The laparoscopic approach always requires general anesthesia. This is not the case with open procedures, including the Minimal Repair technique; as such, patients are not exposed to the side effects of general anesthesia. Existing data from large consecutive patient series and randomized studies have shown local anesthesia to be advantageous.19
Open repairs were shown to be less traumatic than laparoscopic approaches.35 Schwab et al determined the systemic inflammatory response after endoscopic versus Shouldice groin repair by monitoring cytokine activities (C-reactive protein, prostaglandin F1a, neopterin, interleukin-6). The immune trauma was significantly higher in the group with laparoscopic hernia repair than in the group who received a Shouldice repair. Therefore, the repair of groin hernias using a laparoscopic technique should not be regarded as a minimally invasive procedure that is less traumatic than conventional approaches.35 Because the Minimal Repair technique does not split the whole posterior inguinal wall, as in the case with a Shouldice repair, it can be considered less invasive with respect to tissue damage.
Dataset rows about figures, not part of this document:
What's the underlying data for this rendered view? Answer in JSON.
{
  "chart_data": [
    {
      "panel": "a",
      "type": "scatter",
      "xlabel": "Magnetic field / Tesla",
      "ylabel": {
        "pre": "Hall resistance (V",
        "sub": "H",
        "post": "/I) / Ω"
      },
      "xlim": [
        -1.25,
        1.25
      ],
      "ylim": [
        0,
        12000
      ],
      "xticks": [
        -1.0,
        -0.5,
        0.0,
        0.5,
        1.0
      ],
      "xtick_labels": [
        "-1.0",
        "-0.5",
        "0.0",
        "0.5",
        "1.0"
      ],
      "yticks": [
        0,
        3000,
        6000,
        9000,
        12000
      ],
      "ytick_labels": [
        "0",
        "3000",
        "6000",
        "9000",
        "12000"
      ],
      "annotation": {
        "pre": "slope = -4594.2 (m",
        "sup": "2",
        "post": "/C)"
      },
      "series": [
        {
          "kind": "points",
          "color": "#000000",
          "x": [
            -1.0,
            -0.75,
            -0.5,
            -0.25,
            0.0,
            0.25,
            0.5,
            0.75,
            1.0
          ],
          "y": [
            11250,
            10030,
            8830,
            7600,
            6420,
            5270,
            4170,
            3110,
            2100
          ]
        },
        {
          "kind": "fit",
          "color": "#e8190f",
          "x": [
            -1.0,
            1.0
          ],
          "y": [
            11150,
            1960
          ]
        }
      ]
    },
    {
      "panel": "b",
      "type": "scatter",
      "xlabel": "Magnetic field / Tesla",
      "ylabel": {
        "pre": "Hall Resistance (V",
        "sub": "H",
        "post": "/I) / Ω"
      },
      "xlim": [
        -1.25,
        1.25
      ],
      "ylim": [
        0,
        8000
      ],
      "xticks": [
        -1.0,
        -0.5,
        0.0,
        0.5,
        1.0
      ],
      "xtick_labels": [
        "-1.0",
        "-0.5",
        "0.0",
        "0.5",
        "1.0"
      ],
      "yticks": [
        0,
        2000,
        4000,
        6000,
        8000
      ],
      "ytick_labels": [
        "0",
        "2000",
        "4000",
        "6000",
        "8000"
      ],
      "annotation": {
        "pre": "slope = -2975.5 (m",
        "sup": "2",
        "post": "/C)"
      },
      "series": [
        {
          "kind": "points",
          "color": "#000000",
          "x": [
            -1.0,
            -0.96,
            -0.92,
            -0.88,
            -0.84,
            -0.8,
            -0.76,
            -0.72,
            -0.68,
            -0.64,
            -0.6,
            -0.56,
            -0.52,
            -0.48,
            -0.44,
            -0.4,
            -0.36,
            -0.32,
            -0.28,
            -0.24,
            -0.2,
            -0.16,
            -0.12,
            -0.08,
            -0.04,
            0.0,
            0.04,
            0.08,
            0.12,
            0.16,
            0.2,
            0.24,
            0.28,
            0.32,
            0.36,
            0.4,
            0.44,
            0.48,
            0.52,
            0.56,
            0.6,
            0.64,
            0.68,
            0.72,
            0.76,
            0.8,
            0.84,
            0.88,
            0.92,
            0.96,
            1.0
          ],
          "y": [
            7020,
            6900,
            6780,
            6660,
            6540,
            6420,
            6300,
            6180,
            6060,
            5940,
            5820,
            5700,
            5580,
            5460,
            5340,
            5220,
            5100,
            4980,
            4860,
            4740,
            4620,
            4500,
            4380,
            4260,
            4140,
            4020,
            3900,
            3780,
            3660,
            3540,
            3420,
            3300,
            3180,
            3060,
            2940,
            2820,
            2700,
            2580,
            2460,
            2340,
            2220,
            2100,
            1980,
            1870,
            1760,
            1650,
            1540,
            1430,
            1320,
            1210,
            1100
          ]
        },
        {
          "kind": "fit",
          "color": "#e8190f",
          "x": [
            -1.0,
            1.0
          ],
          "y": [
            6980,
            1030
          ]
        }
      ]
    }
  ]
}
Severe visceral and vascular complications were more often reported with laparoscopic techniques14 than with open repair techniques. A common problem after laparoscopic repair is postoperative urinary retention (22.2% after laparoscopic inguinal hernia procedures).21 The number of surgeons using laparoscopic procedures has increased in the past few years.13,17,20,30,39,42 With the Minimal Repair technique, neither minor nor major complications were observed during follow-up.
After laparoscopic repair, recovery generally took 6 to 8 weeks before full return to competition was permitted.1,8,15,22,42 The recovery times in other studies varied from 2 to 3 weeks,4,13 4 weeks,31 3 to 6 weeks,9 and up to 12 weeks.20,42 In a meta-analysis, Caudill et al found postsurgical recovery times (based on sports activity) of 17.7 weeks for patients who underwent open approaches and 6.1 weeks for laparoscopic repairs.8 Based on these data, the convalescence after operation under the Minimal Repair technique is faster than that after the customary procedures.

Conclusion

The Minimal Repair technique is an effective and safe way to treat sportsmen’s groin.